In Alabama, the ACLU, SPLC, and their comrades finally beat the state into submission, forcing it into a settlement that voids portions of the immigration law passed in 2011. The triumphant NYT editorial had a fitting headline: “Alabama Surrenders.” Perhaps most important for the open-borders groups, the state will pay them $350,000 in attorney’s fees and costs — great work if you can get it.

At the same time, some states are following in John Calhoun’s footsteps, passing legislation to subvert federal law. Governor Moonbeam in California has signed a bill establishing a special illegal-alien driver’s license and a measure restricting local police from handing over arrested illegal aliens to federal authorities. Eric Holder hasn’t announced whether he’s planning to sue the state. And FAIR has a new report out detailing the sanctuary policies in 103 local jurisdictions around the country designed to shield illegal aliens from law enforcement.

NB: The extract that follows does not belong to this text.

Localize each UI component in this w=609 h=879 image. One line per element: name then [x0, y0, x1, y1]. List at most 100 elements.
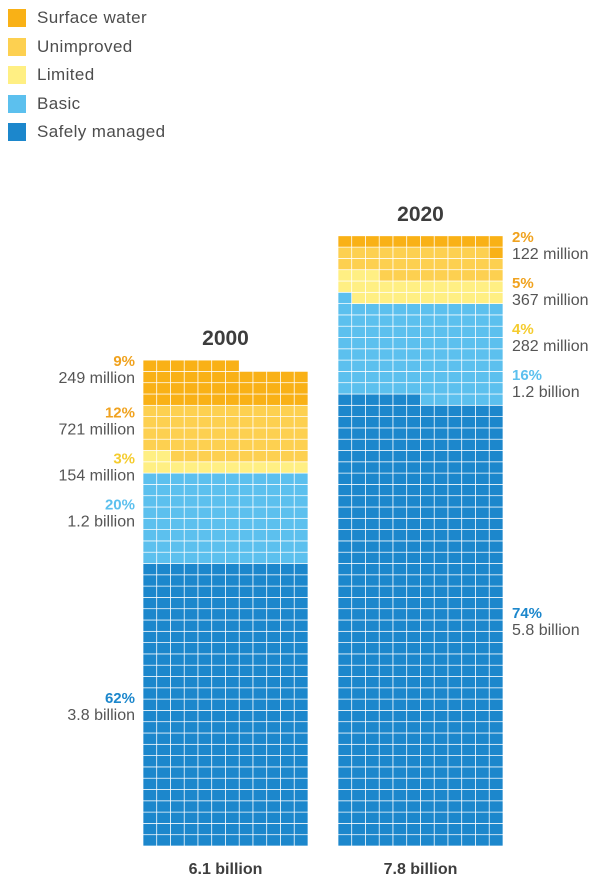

The open-borders lawsuits against Alabama, Arizona, and other states were based on preemption — the claim that Congress, with its plenary power over immigration, had determined what things were permissible to states, and that these states had gone beyond those limits. The courts erred in deciding where Congress had drawn the line, but the existence of such a line is indisputable. (That’s why the anti-enforcement crowd is categorically opposed to the SAFE Act, passed by the House Judiciary Committee — it would, among other things, clarify where the line is and explicitily give states more latitude.)

But if there are things states are preempted from doing in support of federal immigration law, there are also things states are barred from doing to undermine that law. Specifically, California’s Trust Act, the one prohibiting local police from cooperating with ICE in many circumstances, is clearly illegal. An administration that was committed to the constitutional requirement to “take Care that the Laws be faithfully executed” would not only be informing California of its intent to file a lawsuit, but would also be threatening to cut off law enforcement funding and to deny the state access to the National Crime Information Center database. But I guess the president didn’t know about that part of his oath of office.